Weekly COVID-19 deaths in Africa reached a record peak in the week that ended on 1 August, marking the highest seven-day toll since the onset of the pandemic in the continent, new data from the World Health Organization (WHO) shows.
Over 6400 deaths were recorded, a 2% rise compared with the previous week, with South Africa and Tunisia accounting for over 55% of the fatalities. Death trends are on the rise in 15 countries, and 12 have reported higher case fatality rates than the African average of 2.5% over the last month. With more than 172 000 deaths, Africa accounts for over 4% of the 4.2 million COVID-19 related deaths recorded globally to date.
“It’s a sad day for Africa. Our hearts go out to everyone who has lost friends and loved ones. Deaths have peaked week-on-week on the continent and after a slight dip, COVID-19 cases are surging again. The latest data tells us that Africa is still on the crest of the third wave, still recording more cases than in any earlier peak, and that we cannot take anything for granted,” said Dr Phionah Atuhebwe, New Vaccines Introduction Officer at WHO Regional Office for Africa.
COVID-19 cases rose by 19% to over 278 000 in the week ending on 1 August. South Africa accounted for 29% of the cases, which remain close to Africa’s record high of 286 000 weekly cases recorded in early July.
Twenty-two African countries have seen cases rise by over 20% for at least two weeks running. The highly transmissible Delta variant has been found in 29 African countries. The Alpha variant has been detected in 39 countries and Beta variant in 35.
This comes as COVID-19 vaccine shipments to Africa ramp up. Nearly 12 million doses arrived through COVAX in July, more than the doses received in April, May and June combined. The last two weeks of July saw a 12-fold rise in deliveries from the first half of the month.
Africa has received 91 million COVID-19 vaccine doses so far. About 24 million people, just 1.7% of Africa's population, are fully vaccinated. The continent needs up to 183 million more doses to fully vaccinate 10% of its population by the end of September and up to 729 million more doses to meet the end of year goal of fully vaccinating 30% of Africa’s population.
COVAX aims to deliver 520 million doses to Africa by the end of 2021. Almost 90 million of these doses have now been allocated to African countries and will be delivered by the end of September. The African Union also plans to deliver at least 16 million of the 400 million Johnson & Johnson doses it has sourced for African countries by the end of September.

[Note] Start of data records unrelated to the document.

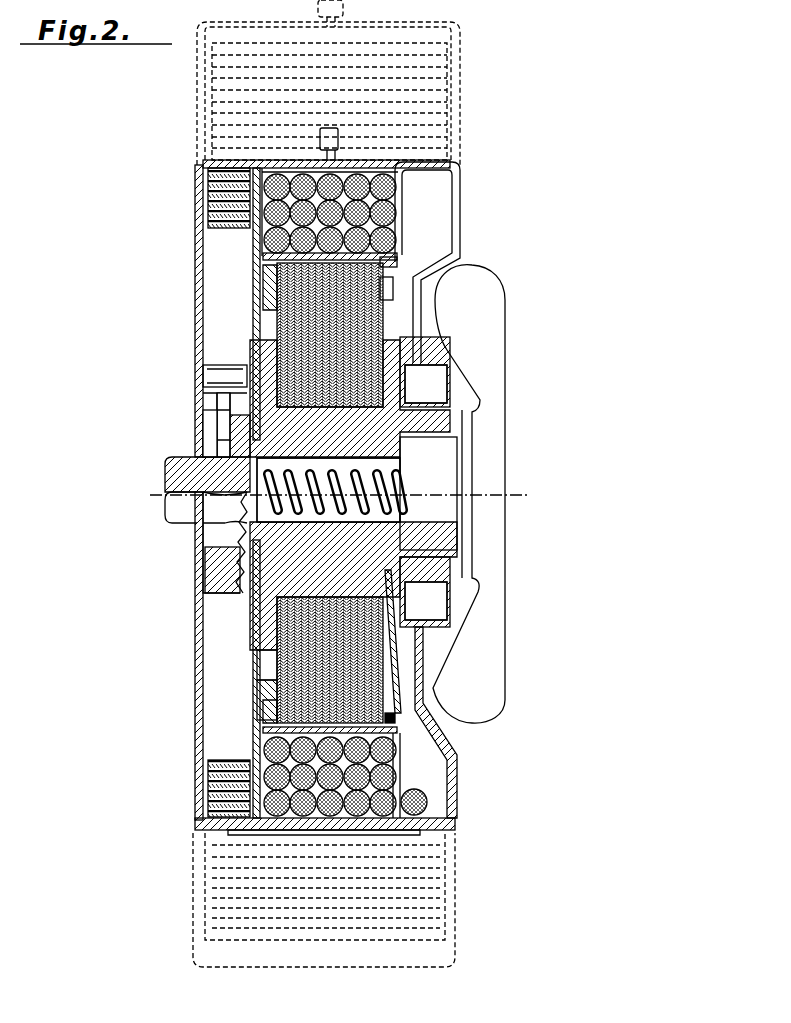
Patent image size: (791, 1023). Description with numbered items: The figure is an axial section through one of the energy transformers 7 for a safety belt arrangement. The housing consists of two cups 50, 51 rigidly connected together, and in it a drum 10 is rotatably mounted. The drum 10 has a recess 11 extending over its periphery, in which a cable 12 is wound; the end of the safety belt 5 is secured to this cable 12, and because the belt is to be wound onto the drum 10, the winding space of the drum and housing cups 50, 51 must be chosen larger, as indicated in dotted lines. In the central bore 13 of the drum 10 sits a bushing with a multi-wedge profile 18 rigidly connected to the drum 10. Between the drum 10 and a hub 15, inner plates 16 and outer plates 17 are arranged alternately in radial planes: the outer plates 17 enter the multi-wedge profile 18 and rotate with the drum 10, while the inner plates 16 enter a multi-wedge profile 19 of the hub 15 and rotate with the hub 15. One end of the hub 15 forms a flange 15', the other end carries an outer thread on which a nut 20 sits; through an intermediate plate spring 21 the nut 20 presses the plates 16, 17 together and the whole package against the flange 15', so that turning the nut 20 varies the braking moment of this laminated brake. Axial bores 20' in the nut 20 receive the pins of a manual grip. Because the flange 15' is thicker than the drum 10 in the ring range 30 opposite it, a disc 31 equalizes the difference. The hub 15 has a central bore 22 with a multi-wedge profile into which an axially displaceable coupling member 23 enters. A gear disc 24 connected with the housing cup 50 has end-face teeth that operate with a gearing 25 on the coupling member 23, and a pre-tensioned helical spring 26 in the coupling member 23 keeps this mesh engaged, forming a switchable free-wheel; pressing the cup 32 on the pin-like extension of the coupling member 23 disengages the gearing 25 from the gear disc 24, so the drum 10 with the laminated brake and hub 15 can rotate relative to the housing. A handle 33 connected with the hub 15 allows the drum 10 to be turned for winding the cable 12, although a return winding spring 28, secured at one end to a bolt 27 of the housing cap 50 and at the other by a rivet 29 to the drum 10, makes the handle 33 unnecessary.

The safety belt 5 is at (427, 870).
The energy transformer 7 is at (530, 102).
The drum 10 is at (437, 165).
The recess 11 is at (217, 823).
The cable 12 is at (418, 810).
The central bore 13 is at (393, 722).
The hub 15 is at (252, 586).
The flange 15' is at (162, 660).
The inner plates 16 is at (270, 710).
The outer plates 17 is at (270, 707).
The multi-wedge profile 18 is at (270, 265).
The multi-wedge profile 19 is at (265, 400).
The nut 20 is at (542, 627).
The axial bores 20' is at (546, 474).
The plate spring 21 is at (412, 648).
The central bore 22 is at (400, 425).
The coupling member 23 is at (197, 463).
The gear disc 24 is at (210, 555).
The gearing 25 is at (222, 517).
The helical spring 26 is at (400, 508).
The bolt 27 is at (213, 377).
The return winding spring 28 is at (205, 170).
The rivet 29 is at (227, 817).
The ring range 30 is at (393, 273).
The disc 31 is at (393, 296).
The cup 32 is at (168, 482).
The handle 33 is at (495, 450).
The housing cup 50 is at (255, 165).
The housing cup 51 is at (388, 163).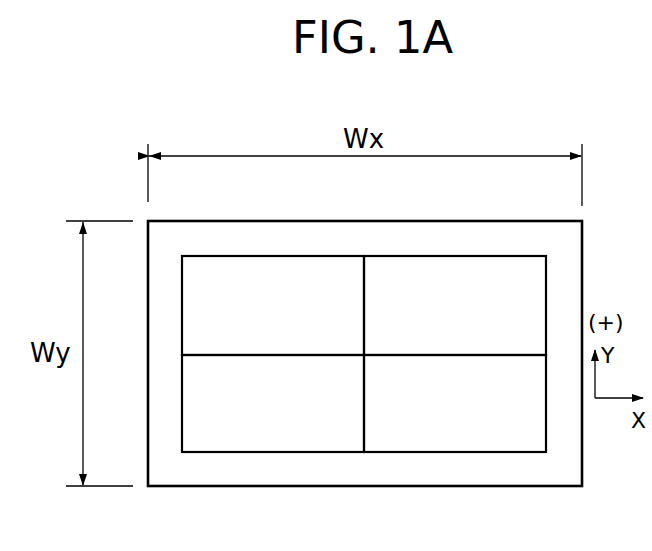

“After a tough three months, we’re seeing more positive prospects in terms of vaccine shipments to Africa. Unsteady supplies are the main reason Africa’s COVID-19 vaccine rollout has been slow, so as shipments ramp up it is crucial that African countries put comprehensive vaccination strategies in place to swiftly and efficiently protect the most vulnerable,” said Dr Atuhebwe.
WHO is at the forefront of Africa’s COVID-19 vaccine rollout, working to coordinate all efforts, giving policy and technical guidance and tailored support to African countries and helping share knowledge and best practices between African countries.
Dr Atuhebwe spoke during a virtual press conference today facilitated by APO Group. She was joined by Ms Joana Admiro, the Focal Person for Supplementary Immunization Activities, Ministry of Health, Angola. Also on hand to answer questions were Dr Fiona Braka, Team Lead, Emergency Operations, WHO Regional Office for Africa, Dr Nicksy Gumede-Moeletsi, Regional Virologist, WHO Regional Office for Africa, and Dr Gilson Paluku, Routine Immunization and New Vaccines Introduction Officer, WHO Regional Office for Africa.